第11話 なんかヘンだ


────森は雪の中。


堂々と生きてきた杉の古木の中程に、肩や頭に雪を積もらせた一匹の年老いた猿が、まるで彫刻のようにじっと座っている。


これが、老師だ。


らんは、老師を見上げて泣いている。


「老師。ありがとう。老師は、いつもおかあさんを見守っていてくれたのね」


老師の固く閉じた目からも、涙が川のように流れ落ちている。

やがて、森の動物たちがオレ様のまわりに集まってきた。

リスやウサギやタヌキの親子。

オレ様が、リスの顔に鼻を寄せてにおいを嗅いだ。

くんくんくんくんくん。オレ様があまりにも鼻を近づけるので、リスはこそばゆくて、プルプル震え、とうとうプッと吹き出してしまった。

そのとき、頬袋に貯め込んでいたドングリの実がオレ様の顔に発射された。

みんなはワッとわいた。


「キミの名前は、ドン。ドングリのドン」


オレ様は、リスにそう名付けた。

ウサギがらんのまわりをピョンピョン跳ねている。

するとらんが、ウサギの手をとってダンスを踊りはじめた。


「タラッタ、ラッタ、ラッタ」


オレ様は名付けた。


「ウサギのキミは、ラッタだ」


その軽快な拍子につられたタヌキの親子が、老師の背に隠れて控えめに踊っている。


「あら?」


とらんが気づくと、親子は顔を真っ赤にしてもじもじしている。

照れ屋なのに、つい踊り好きの血が騒いだようだ。

らんが、「ポンポコポンのポン」と手拍子を打つと、タヌキの親子は反射的に跳ね踊る。


「踊り好きのおかあさんはポン。ボクはポコよ」


今度は、らんが名づけた。

らんの表情は晴れやかだ。


「みんなといっしょだから、もう、らんはさみしくなんかないわ」


オレ様はというと、のんびりと森の奥へ歩き出していた。

ハナが、オレ様の向かう先を見て「あ」と小さな声を発した。

らんおばあさんが、森のかなり奥の方へ歩いて行くのが見えたのだ。


なぜかはわからないが、オレ様はらんおばあさんを追わなければと思った。


森のみんなもついて来た。

遥か先を、らんおばあさんはすいすいと歩いていく。

走っているわけでもないのに、オレ様たちとの距離はどんどん広がり、いっこうに縮まらない。
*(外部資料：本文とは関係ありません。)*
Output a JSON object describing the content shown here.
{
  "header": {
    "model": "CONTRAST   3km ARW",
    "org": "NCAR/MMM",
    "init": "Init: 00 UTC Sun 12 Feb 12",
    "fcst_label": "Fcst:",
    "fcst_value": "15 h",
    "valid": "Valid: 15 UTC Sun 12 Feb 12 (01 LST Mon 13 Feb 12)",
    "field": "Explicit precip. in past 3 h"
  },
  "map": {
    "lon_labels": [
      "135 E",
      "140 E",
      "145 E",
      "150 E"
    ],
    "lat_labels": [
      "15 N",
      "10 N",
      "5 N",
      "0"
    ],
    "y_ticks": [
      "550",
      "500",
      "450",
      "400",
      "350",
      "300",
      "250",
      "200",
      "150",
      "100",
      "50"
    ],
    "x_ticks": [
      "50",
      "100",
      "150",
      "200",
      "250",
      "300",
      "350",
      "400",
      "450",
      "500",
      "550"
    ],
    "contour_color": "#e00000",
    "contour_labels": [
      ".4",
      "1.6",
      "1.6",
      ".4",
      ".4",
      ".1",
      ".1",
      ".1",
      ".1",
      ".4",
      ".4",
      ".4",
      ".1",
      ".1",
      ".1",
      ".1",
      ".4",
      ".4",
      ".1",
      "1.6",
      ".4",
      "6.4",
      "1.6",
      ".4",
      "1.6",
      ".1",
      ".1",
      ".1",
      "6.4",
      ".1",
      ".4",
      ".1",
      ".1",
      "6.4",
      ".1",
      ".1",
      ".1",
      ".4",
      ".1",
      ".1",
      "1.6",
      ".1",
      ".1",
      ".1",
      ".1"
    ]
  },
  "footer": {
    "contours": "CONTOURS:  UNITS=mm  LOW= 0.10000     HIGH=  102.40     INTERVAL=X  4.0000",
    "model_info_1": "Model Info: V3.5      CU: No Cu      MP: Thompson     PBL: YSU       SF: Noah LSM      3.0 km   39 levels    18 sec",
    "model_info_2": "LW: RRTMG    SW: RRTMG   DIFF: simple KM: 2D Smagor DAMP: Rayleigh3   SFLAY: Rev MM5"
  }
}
樹々の間をひょいひょいとくぐり抜け、雪に埋まるわけでもなく軽々と進んでいく。

ハナは感心している。


「おばあさんは、あのお年でなんて身軽なんだろう!」

「おかしいとは思わないか」


オレ様は、難しい顔をして雪をこぎ進む。


「……何が?」

「オレ様は、このやわらかいパウダーのような雪に胸まで埋まってしまって進むのにひと苦労だ。でも、おばあさんはすべるように雪の上を進んでいる」


ハナがつぶやく。


「すべるように進んでいる? ホントだ。雪の上をすべるように……」

「ヘンだと思わないか」


小太郎が上空で悲鳴を上げている。

まるでものすごい逆風に向かっているかのように必死に羽ばたいているのだが、まったく前に進めない。

それを見上げてハナも気がついたようだ。


「あ、なんかヘンだ」


風もないのに、追いつけない。

雪という条件は同じなのに、みんな追いつけない。


「やっぱりヘン。あたしたちは、おばあさんに追いつけない」


不吉な予感がする。

オレ様はかん高く叫んだ。


「らぁーーん! おばあさーーん!」


らんも森の仲間たちも、どんどん遠ざかるおばあさんの様子に、不安で不吉な何かを感じ取ったようだ。

全員がただならぬ緊迫感に包まれて必死に雪をこぎ進む。

でも、やはりおばあさんとの距離はまったく縮まらない。

ハナが事の重大さにおびえてオレ様に聞く。


「中村玄! 何が起こっているの!?」

「わからない」

「中村玄。どうしたらいいの!?」

「わからないってば」


冬だというのに、オレ様の肌は気持ちの悪い汗でびっしょりだ。